Jennifer Nettles is Sugarland's sexy singer who is debuting her new solo album, That Girl, and has currently been on tour. Jennifer is fun, unique, and incredibly talented. She speaks with Redbook about everything that has been going on in her life lately.
Redbook: "Your first solo single, "That Girl," has a '70s vibe to it. Did you deliberately set out to be different?"
Jennifer Nettles: "I wanted to do something that felt different, and consequently inspiring, to me. In some ways, it's starting over."
Redbook: "Do you have jitters about that?"
Jennifer Nettles: "I'm ambitious. I do care about success. But I also want the fans to like it because I love it."
Redbook: "A solo album, a new baby...what's left to change in your life?"
Jennifer Nettles: "My home in Nashville is a sweet little cottage, but we've outgrown it with the baby. The living room has a couch, a chair, and a Pack'n Play and there's no other crawling room; there's nothing. So I figured, why not have a baby, put out a solo album, and build a new house all in the same year? What could possibly go wrong?" [Laughs]
RB: "Speaking of moving out of your comfort zone: Sugarland! What's the word? Is it over?"
JN: "We're not broken up. This project is something I've been wanting to do for several years, and Kristian (her Sugarland band mate) and I have been in communication about that from the beginning, because we're supportive of each other. I wanted to show my fans a more intimate side of me. It's going to be a healthy time for both of us to explore things separately from each other, and I think when we come back together, we'll have much more to offer.

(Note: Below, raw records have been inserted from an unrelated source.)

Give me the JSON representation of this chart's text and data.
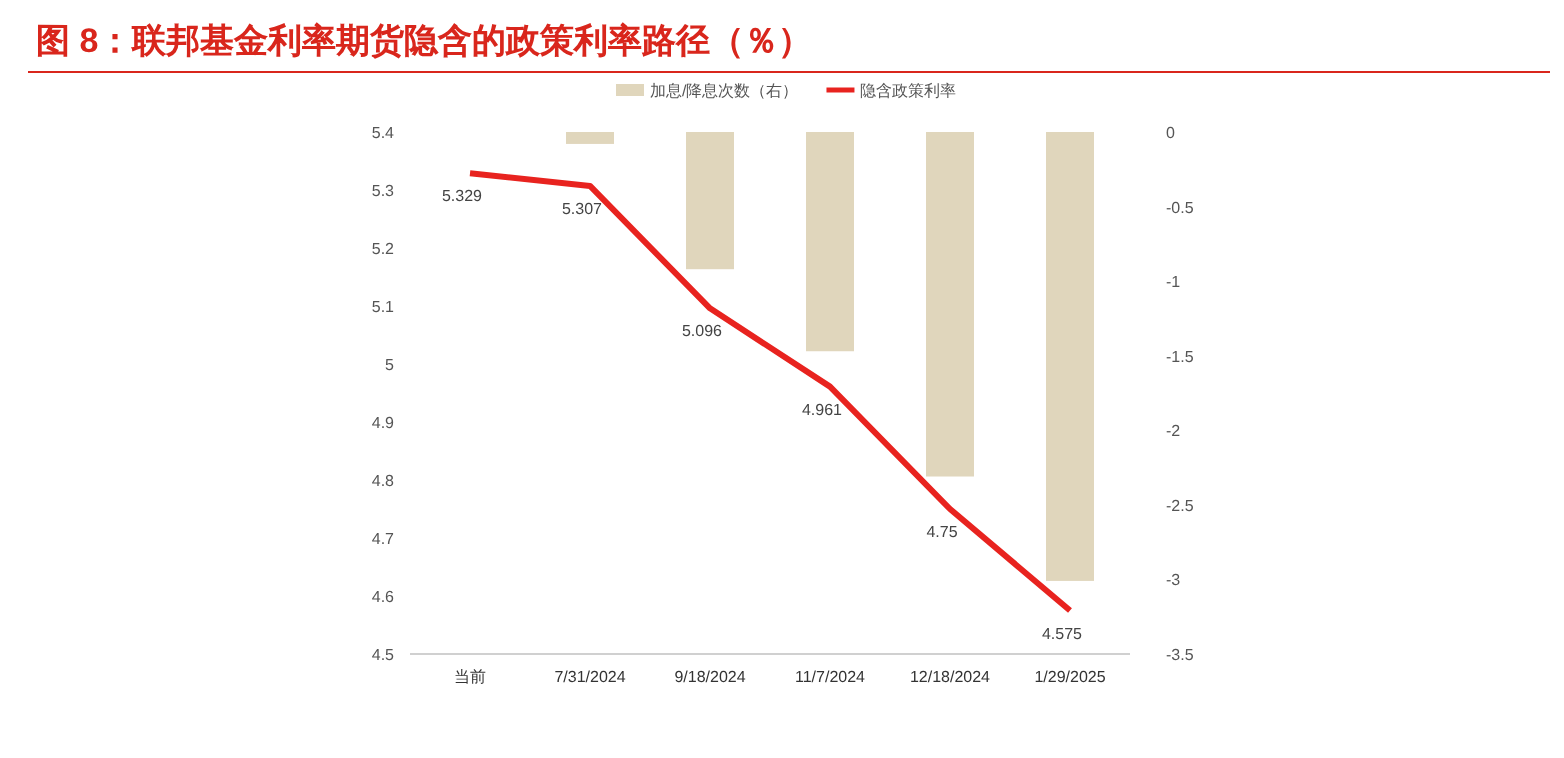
{
  "chart_data": {
    "type": "bar",
    "title": "图 8：联邦基金利率期货隐含的政策利率路径（％）",
    "categories": [
      "当前",
      "7/31/2024",
      "9/18/2024",
      "11/7/2024",
      "12/18/2024",
      "1/29/2025"
    ],
    "series": [
      {
        "name": "加息/降息次数（右）",
        "axis": "y2",
        "color": "#e0d6bc",
        "values": [
          null,
          -0.08,
          -0.92,
          -1.47,
          -2.31,
          -3.01
        ]
      },
      {
        "name": "隐含政策利率",
        "type": "line",
        "color": "#e8231f",
        "values": [
          5.329,
          5.307,
          5.096,
          4.961,
          4.75,
          4.575
        ],
        "value_labels": [
          "5.329",
          "5.307",
          "5.096",
          "4.961",
          "4.75",
          "4.575"
        ]
      }
    ],
    "ylim": [
      4.5,
      5.4
    ],
    "yticks": [
      4.5,
      4.6,
      4.7,
      4.8,
      4.9,
      5,
      5.1,
      5.2,
      5.3,
      5.4
    ],
    "y2lim": [
      -3.5,
      0
    ],
    "y2ticks": [
      -3.5,
      -3,
      -2.5,
      -2,
      -1.5,
      -1,
      -0.5,
      0
    ],
    "legend": "top",
    "grid": false,
    "marker": "none",
    "line_style": "solid"
  }
}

We'll be reinvigorated."
RB: "You have a blog on your website and you're on Twitter. The comments on your feed are overwhelmingly positive, but do you ever get tripped up on something that's not just critical, but nasty?"

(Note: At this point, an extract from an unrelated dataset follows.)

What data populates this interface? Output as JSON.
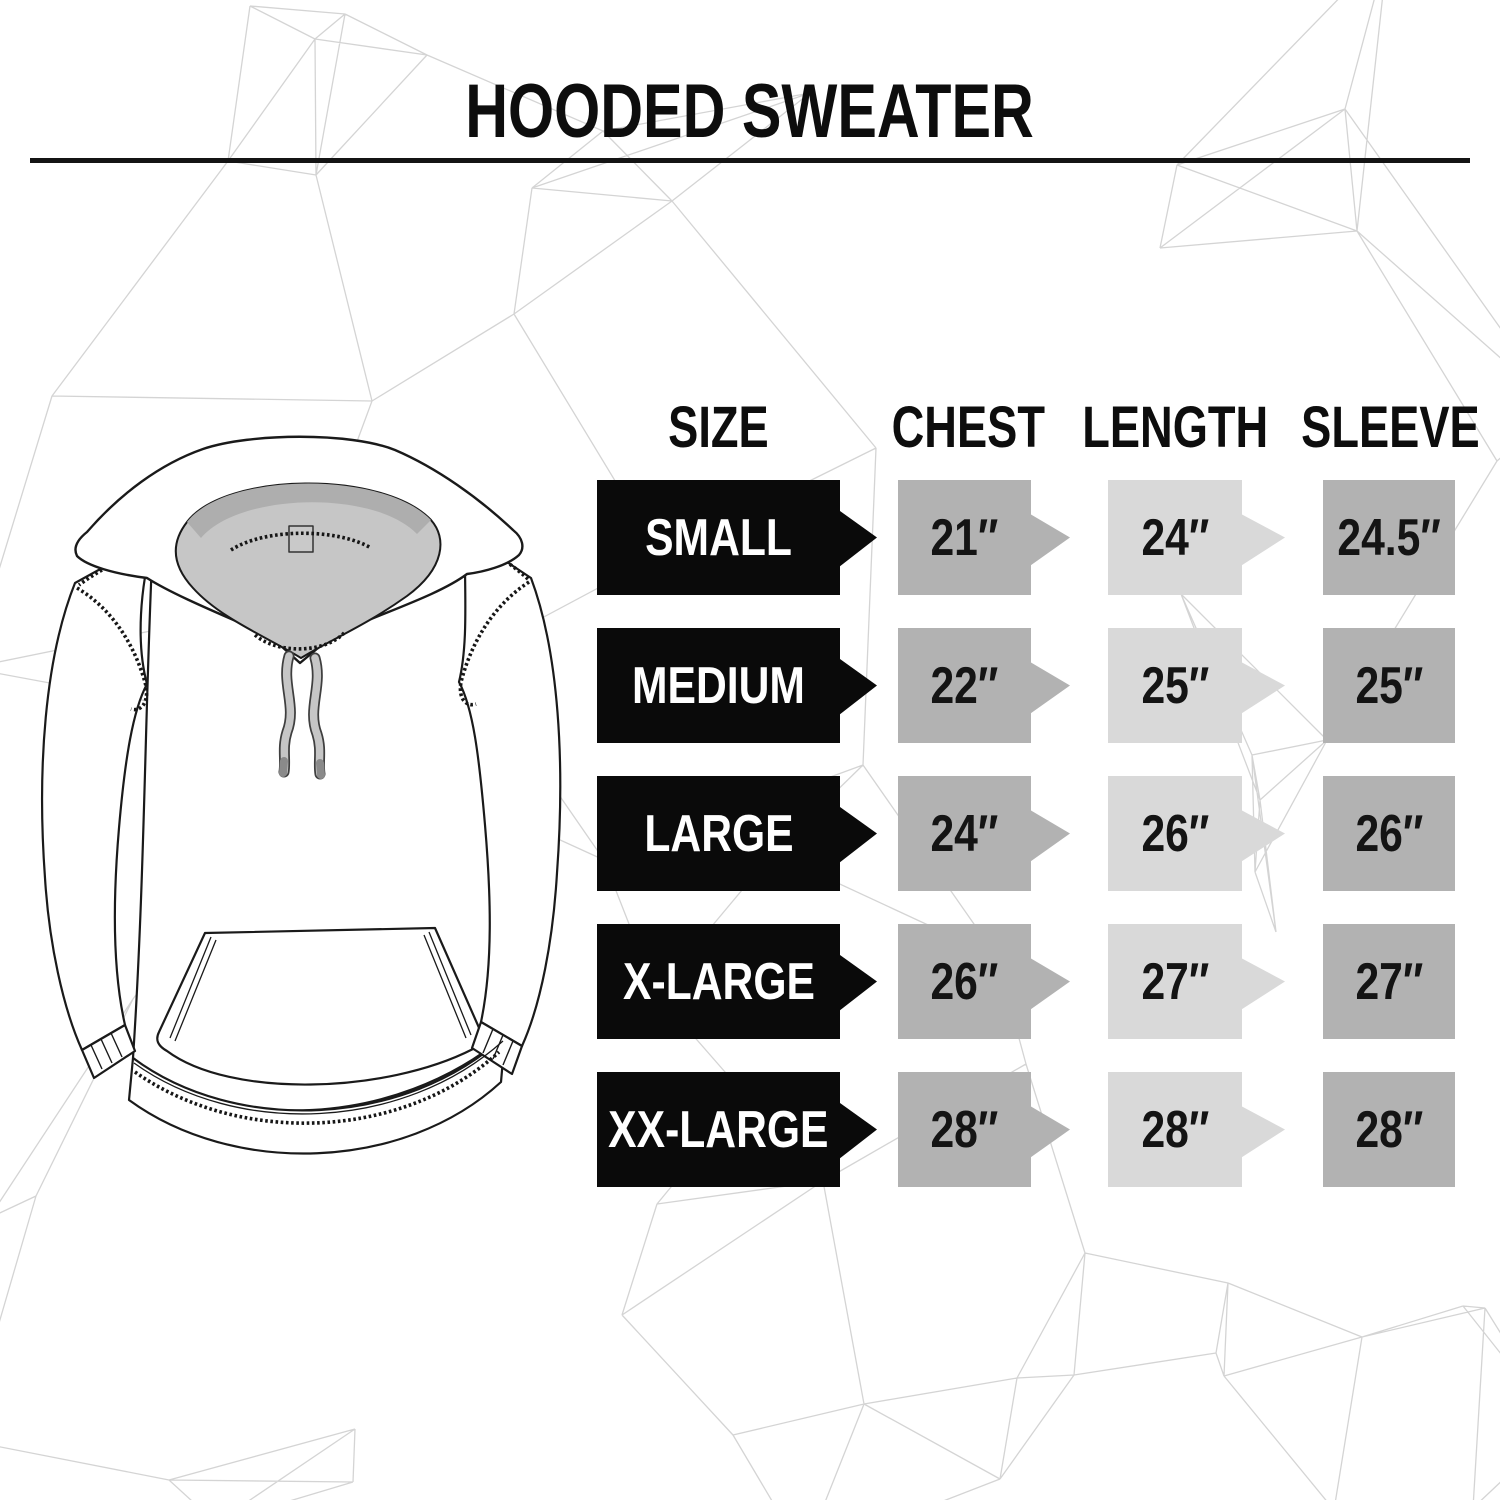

JN: "If there is something negative-which is not very often, thankfully-what I do is, I go to those people's profiles and I look at their picture and I get all junior high about it. I make fun to myself, or sometimes with whomever might be in the room. I read their other tweets and I can see how ignorant they are, and I say "Okay, they're an idiot." So that's basically what I do. It helps me. What makes me so upset, though, is I don't understand that kind of mentality. I follow some people on Twitter and read some of their feeds-for example, I love Pink, and people can be super-mean and write, "Die. Why don't you kill yourself?" Which should be illegal, frankly. Now, granted, Pink has millions of followers, I do not. But it's still bullying-it's just online. People think, Oh, they should be impervious, they put themselves out there in public. But we're not impervious; we're human beings. So if I read something bad about Pink, I'll go to those people's profiles and make fun of them, too, in defense of people I love."
RB: "Pink will be moved."
JN: "Pink, if you're listening, I hope you're touched by how I defend you."
RB: "Does the scrutiny of the public eye ever get to you:?"
JN: "I've always been driven, so I'm way more critical of myself than anyone else. I think being in the public eye has probably exacerbated that."
RB: "How so?"
JN: "Perfectionism is really a challenge for me, and it causes me to be super-critical of myself in so many ways: about body image, constantly; about parenting; about being a mother. For me, it's my most important job ever, so I don't want to mess it up. And yet, there's no perfect way to do it! You know? It's important to have an examined life-but it's a fine line between having an examined life and being hypercritical of oneself. There has to be a balance in there somewhere. I haven't found it. When I do, I'll let you know."
RB: "I heard you love a quote that your friend Miranda Lambert tweeted that said, "Knowing what you want doesn't make you a bitch." Expand on that, please."
JN: "You know what? I think many times, we are so challenged as women to be everything, and do everything, and make it look easy. And to speak our minds, but not be bitchy. All these things are, quite frankly, impossible to achieve. So knowing what we want-no, it doesn't make us a bitch. It makes us know what we want, plain and simple."
RB: "The country music community seems so close. Who are you tight with?"
JN: "I enjoy Miranda very much. Also Carrie Underwood, and Kelly Clarkson, who is able to float into the country world and is always super-welcome there. She and I had a whole lot of fun on [the singing competition show] Duets, and whenever I see her, it's fun to catch up. It's nice to have other women especially who you feel support you."
Jennifer Nettles is a proud mom, a supportive friend, and stands up to bullies for people she loves. Jennifer is someone who is inspiring to her fans everywhere.